Raquítico. Había adelgazado mucho de tanto llorar en silencio. Su cuerpo estaba
vacío, deshabitado de cualquier ilusión de vivir.
Marta se aferraba
a la esperanza de encontrarlos en el cielo. No porque creyera en Dios. No se
planteaba esas cosas. Los buscaba en el cielo porque no los encontraba en
ninguna otra parte. No le gustaba cuando el día amanecía encapotado. Era como
si en la corona de cada nube se hubiera instalado un techo que impedía que se
filtrara la luz que sus bisabuelos seguían irradiando desde arriba. Y eso no
estaba bien. Le ponía de muy mala leche. No le podían privar de lo poco que le
quedaba de ellos.
El bisa siempre
le decía que las estrellas fugaces son la única manera en que los ya no están
se comunican con nosotros. Mensajes que tenían almacenados y que van
exteriorizando poco a poco, racionándolos para que no los olvidemos demasiado
pronto. Marta sentía que esos mensajes no eran sólo cosas que no dijeron en
vida, sino que también le hablaban del presente que ellos tenían que estar observando
desde algún rincón oculto. No podían haberse desvanecido del todo. Así sin más.
Marta los buscaba por los armarios de la casa, en las prendas que dejaron
impregnadas de sus olores. El olor a café con tostadas de aceite. El olor a la
tinta del ABC que el bisa leía diariamente, mojando ligeramente con saliva el dedo índice para pasar las páginas.

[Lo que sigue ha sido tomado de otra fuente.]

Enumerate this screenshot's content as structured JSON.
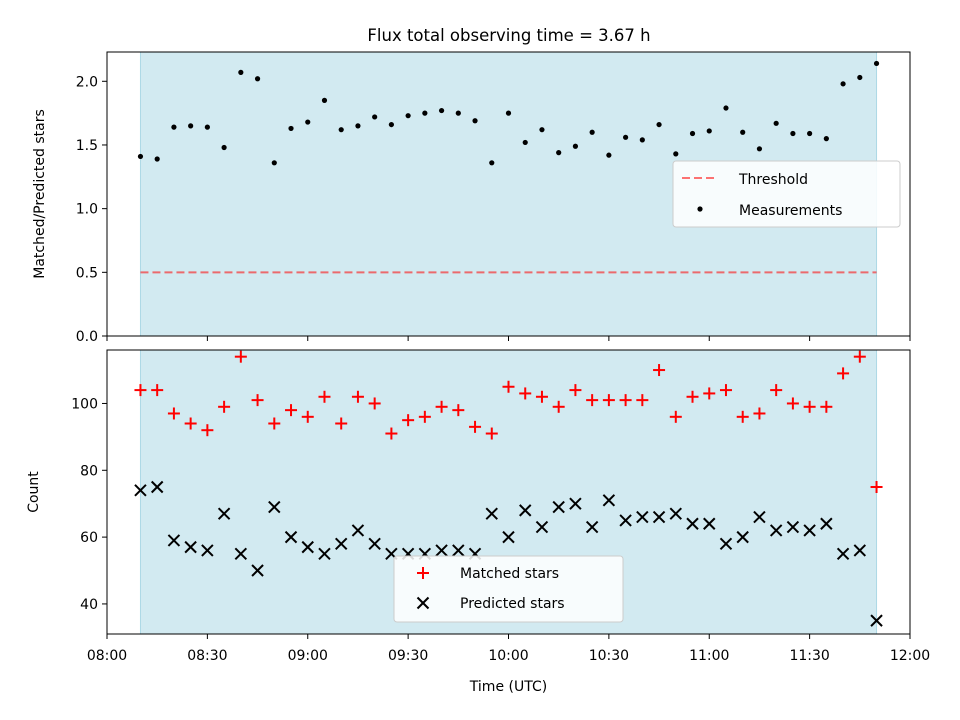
{
  "title": "Flux total observing time = 3.67 h",
  "colors": {
    "shade": "#add8e6",
    "threshold": "#ff0000",
    "matched": "#ff0000",
    "predicted": "#000000",
    "measurement": "#000000"
  },
  "chart_data": [
    {
      "type": "scatter",
      "ylabel": "Matched/Predicted stars",
      "ylim": [
        0,
        2.23
      ],
      "yticks": [
        "0.0",
        "0.5",
        "1.0",
        "1.5",
        "2.0"
      ],
      "ytick_values": [
        0,
        0.5,
        1.0,
        1.5,
        2.0
      ],
      "shaded_x_range": [
        "08:10",
        "11:50"
      ],
      "legend_position": "center-right",
      "threshold": {
        "label": "Threshold",
        "value": 0.5,
        "style": "dashed"
      },
      "series": [
        {
          "name": "Measurements",
          "marker": "dot",
          "x": [
            "08:10",
            "08:15",
            "08:20",
            "08:25",
            "08:30",
            "08:35",
            "08:40",
            "08:45",
            "08:50",
            "08:55",
            "09:00",
            "09:05",
            "09:10",
            "09:15",
            "09:20",
            "09:25",
            "09:30",
            "09:35",
            "09:40",
            "09:45",
            "09:50",
            "09:55",
            "10:00",
            "10:05",
            "10:10",
            "10:15",
            "10:20",
            "10:25",
            "10:30",
            "10:35",
            "10:40",
            "10:45",
            "10:50",
            "10:55",
            "11:00",
            "11:05",
            "11:10",
            "11:15",
            "11:20",
            "11:25",
            "11:30",
            "11:35",
            "11:40",
            "11:45",
            "11:50"
          ],
          "y": [
            1.41,
            1.39,
            1.64,
            1.65,
            1.64,
            1.48,
            2.07,
            2.02,
            1.36,
            1.63,
            1.68,
            1.85,
            1.62,
            1.65,
            1.72,
            1.66,
            1.73,
            1.75,
            1.77,
            1.75,
            1.69,
            1.36,
            1.75,
            1.52,
            1.62,
            1.44,
            1.49,
            1.6,
            1.42,
            1.56,
            1.54,
            1.66,
            1.43,
            1.59,
            1.61,
            1.79,
            1.6,
            1.47,
            1.67,
            1.59,
            1.59,
            1.55,
            1.98,
            2.03,
            2.14
          ]
        }
      ]
    },
    {
      "type": "scatter",
      "xlabel": "Time (UTC)",
      "ylabel": "Count",
      "xlim": [
        "08:00",
        "12:00"
      ],
      "ylim": [
        31,
        116
      ],
      "xticks": [
        "08:00",
        "08:30",
        "09:00",
        "09:30",
        "10:00",
        "10:30",
        "11:00",
        "11:30",
        "12:00"
      ],
      "yticks": [
        "40",
        "60",
        "80",
        "100"
      ],
      "ytick_values": [
        40,
        60,
        80,
        100
      ],
      "shaded_x_range": [
        "08:10",
        "11:50"
      ],
      "legend_position": "lower-center",
      "series": [
        {
          "name": "Matched stars",
          "marker": "plus",
          "x": [
            "08:10",
            "08:15",
            "08:20",
            "08:25",
            "08:30",
            "08:35",
            "08:40",
            "08:45",
            "08:50",
            "08:55",
            "09:00",
            "09:05",
            "09:10",
            "09:15",
            "09:20",
            "09:25",
            "09:30",
            "09:35",
            "09:40",
            "09:45",
            "09:50",
            "09:55",
            "10:00",
            "10:05",
            "10:10",
            "10:15",
            "10:20",
            "10:25",
            "10:30",
            "10:35",
            "10:40",
            "10:45",
            "10:50",
            "10:55",
            "11:00",
            "11:05",
            "11:10",
            "11:15",
            "11:20",
            "11:25",
            "11:30",
            "11:35",
            "11:40",
            "11:45",
            "11:50"
          ],
          "y": [
            104,
            104,
            97,
            94,
            92,
            99,
            114,
            101,
            94,
            98,
            96,
            102,
            94,
            102,
            100,
            91,
            95,
            96,
            99,
            98,
            93,
            91,
            105,
            103,
            102,
            99,
            104,
            101,
            101,
            101,
            101,
            110,
            96,
            102,
            103,
            104,
            96,
            97,
            104,
            100,
            99,
            99,
            109,
            114,
            75
          ]
        },
        {
          "name": "Predicted stars",
          "marker": "x",
          "x": [
            "08:10",
            "08:15",
            "08:20",
            "08:25",
            "08:30",
            "08:35",
            "08:40",
            "08:45",
            "08:50",
            "08:55",
            "09:00",
            "09:05",
            "09:10",
            "09:15",
            "09:20",
            "09:25",
            "09:30",
            "09:35",
            "09:40",
            "09:45",
            "09:50",
            "09:55",
            "10:00",
            "10:05",
            "10:10",
            "10:15",
            "10:20",
            "10:25",
            "10:30",
            "10:35",
            "10:40",
            "10:45",
            "10:50",
            "10:55",
            "11:00",
            "11:05",
            "11:10",
            "11:15",
            "11:20",
            "11:25",
            "11:30",
            "11:35",
            "11:40",
            "11:45",
            "11:50"
          ],
          "y": [
            74,
            75,
            59,
            57,
            56,
            67,
            55,
            50,
            69,
            60,
            57,
            55,
            58,
            62,
            58,
            55,
            55,
            55,
            56,
            56,
            55,
            67,
            60,
            68,
            63,
            69,
            70,
            63,
            71,
            65,
            66,
            66,
            67,
            64,
            64,
            58,
            60,
            66,
            62,
            63,
            62,
            64,
            55,
            56,
            35
          ]
        }
      ]
    }
  ]
}
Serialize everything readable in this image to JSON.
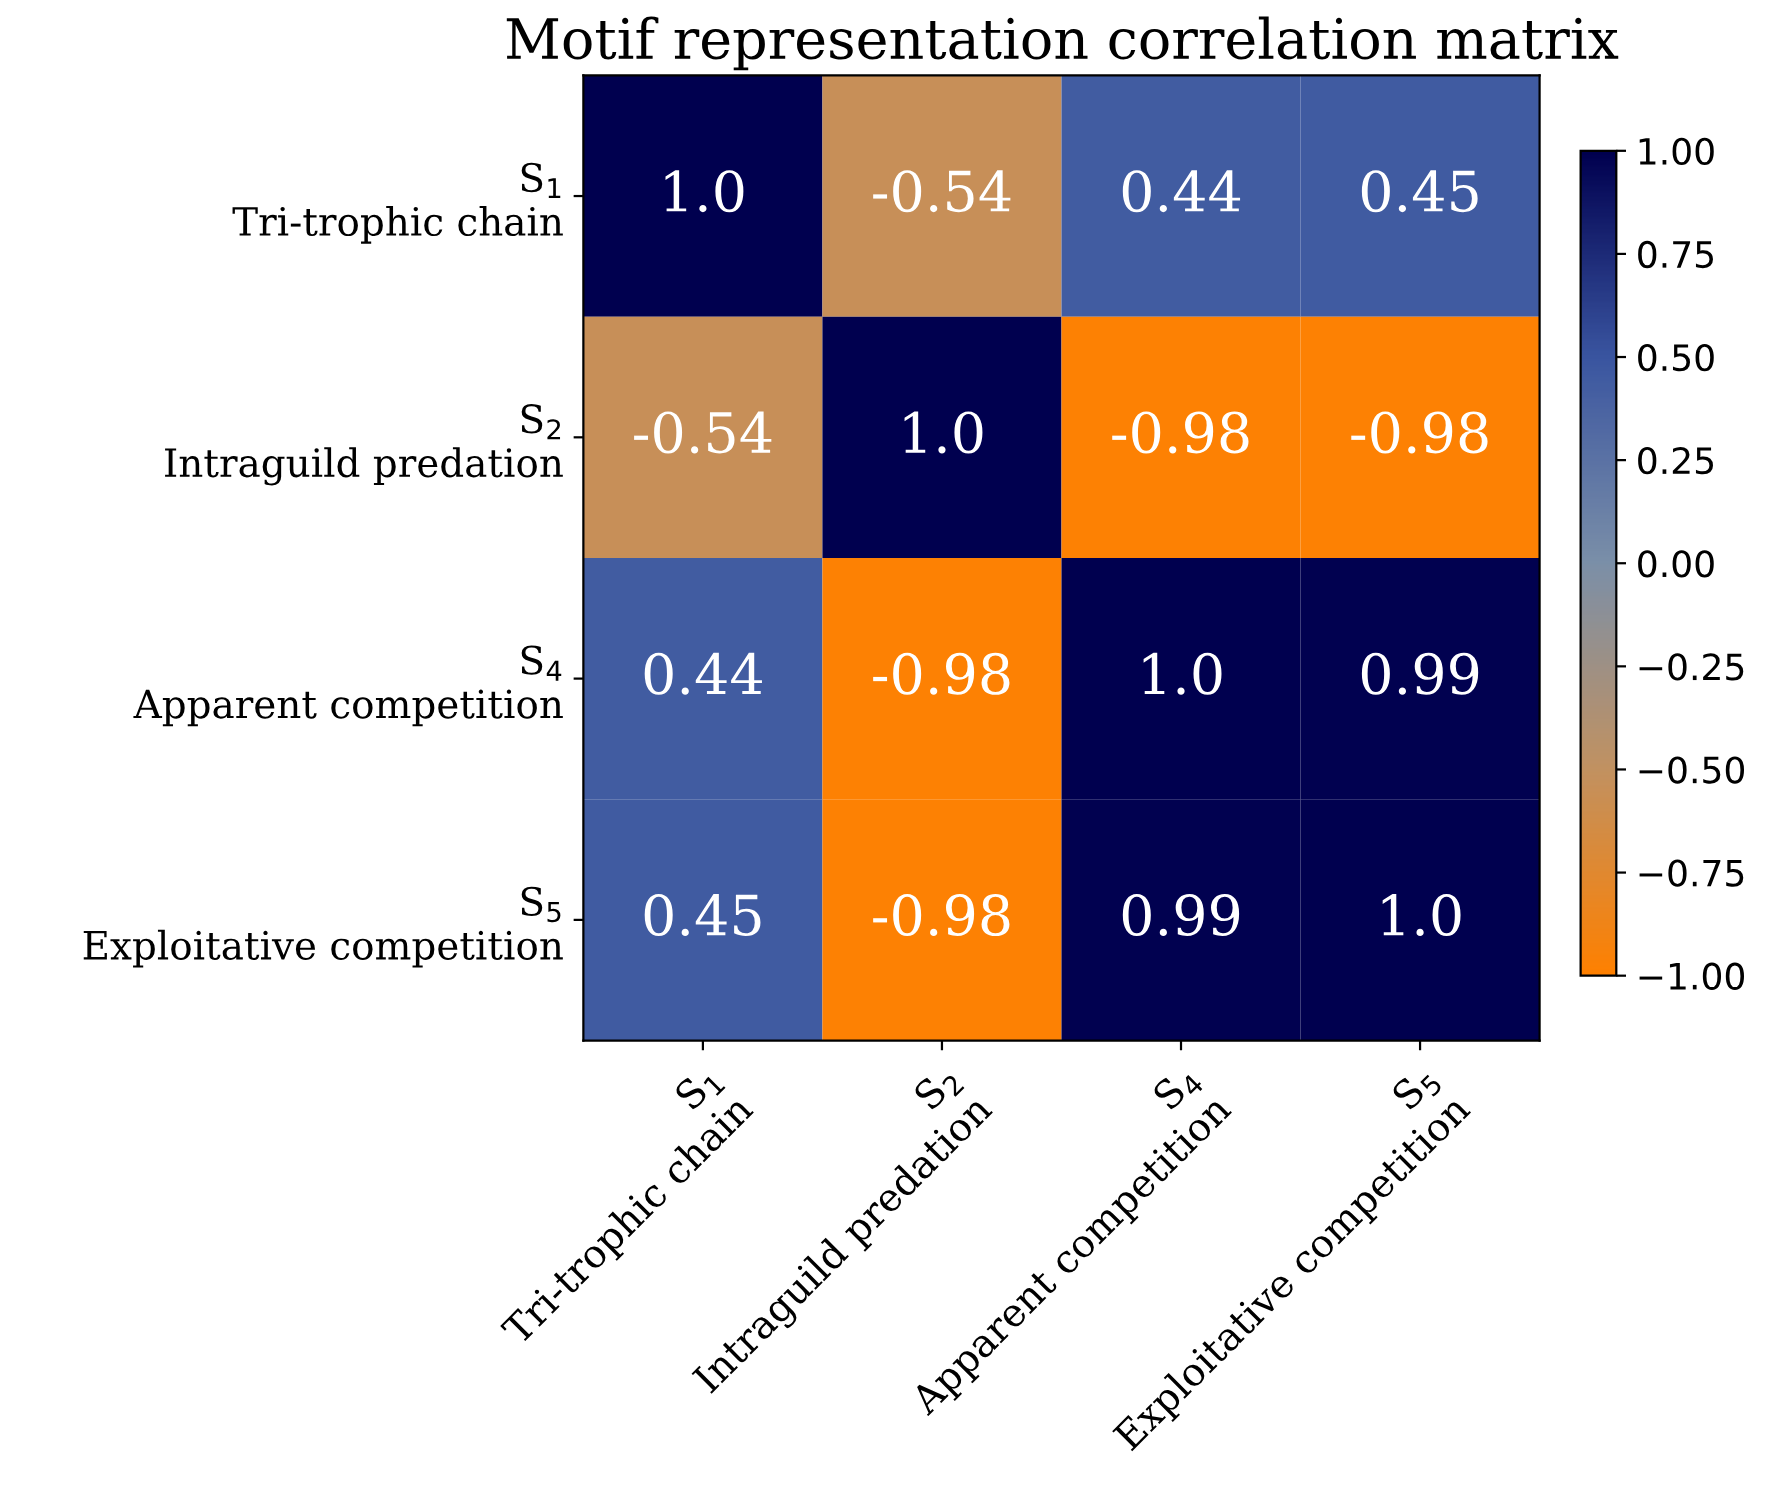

El olor de los cigarros que dejó pendientes de
fumar y que ahora han pasado a ser reliquias que nadie se atreve a tocar.
Marta está
segura de que la bisa está encapsulada en la fragancia que todavía desprenden las
plantas y las flores que regaba religiosamente cada mañana, a las siete, y que hoy,
tantos años después, continúan despertándose atónitas, desconcertadas por la
orfandad sobrevenida, preguntando que dónde está esa mano amiga que las nutría
de vida. La máxima aspiración de Marta ha sido siempre convertirse en una flor
regada por su bisa.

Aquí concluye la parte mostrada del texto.